As well as being an issue in terms of fairness, this is an economics problem, argues Chicago Booth’s Marianne Bertrand, faculty director of Booth’s Rustandy Center for Social Sector Innovation. Companies in search of talent are largely tapping into only half the talent pool. 

Solving the problem is more complex than simply hiring more women. Bertrand’s research suggests that quotas can improve gender parity on corporate boards, but that doesn’t always translate into equal pay across the company or more women in other leadership positions. Instead, the broader challenge is to chip away at the implicit biases that keep girls and women from entering male-dominated fields and adopt workplace policies that make child-rearing more gender-neutral.

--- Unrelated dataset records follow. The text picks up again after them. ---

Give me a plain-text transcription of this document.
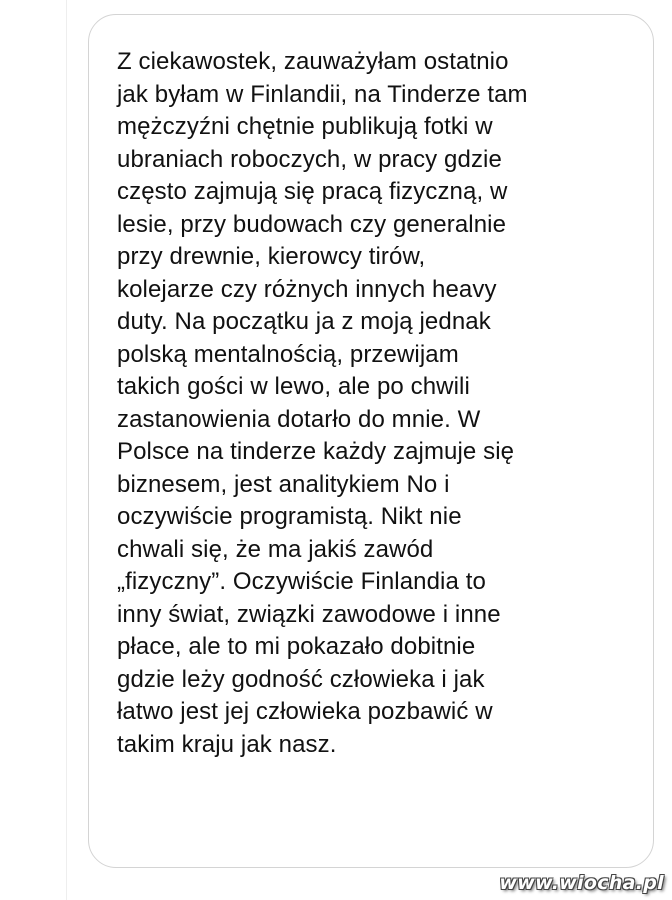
Z ciekawostek, zauważyłam ostatnio
jak byłam w Finlandii, na Tinderze tam
mężczyźni chętnie publikują fotki w
ubraniach roboczych, w pracy gdzie
często zajmują się pracą fizyczną, w
lesie, przy budowach czy generalnie
przy drewnie, kierowcy tirów,
kolejarze czy różnych innych heavy
duty. Na początku ja z moją jednak
polską mentalnością, przewijam
takich gości w lewo, ale po chwili
zastanowienia dotarło do mnie. W
Polsce na tinderze każdy zajmuje się
biznesem, jest analitykiem No i
oczywiście programistą. Nikt nie
chwali się, że ma jakiś zawód
„fizyczny”. Oczywiście Finlandia to
inny świat, związki zawodowe i inne
płace, ale to mi pokazało dobitnie
gdzie leży godność człowieka i jak
łatwo jest jej człowieka pozbawić w
takim kraju jak nasz.

www.wiocha.pl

Research by Bertrand and Chicago Booth’s Emir Kamenica, along with Booth PhD graduate Jessica Pan, AB ’05, PhD ’10, indicates how professional success can take its toll on women’s personal lives. When women outearn their husbands, couples are more likely to divorce, and women are more likely to do more housework and childcare, perhaps to compensate.

Meanwhile, at work, employers are more likely to assign credit for teamwork to men in the group, downplaying women’s contributions, according to research by Chicago Booth’s Heather Sarsons, and her coauthors.

“All should agree that an economy that is tapping into a limited pool (men) to find its leaders must be operating inside the efficiency frontier.”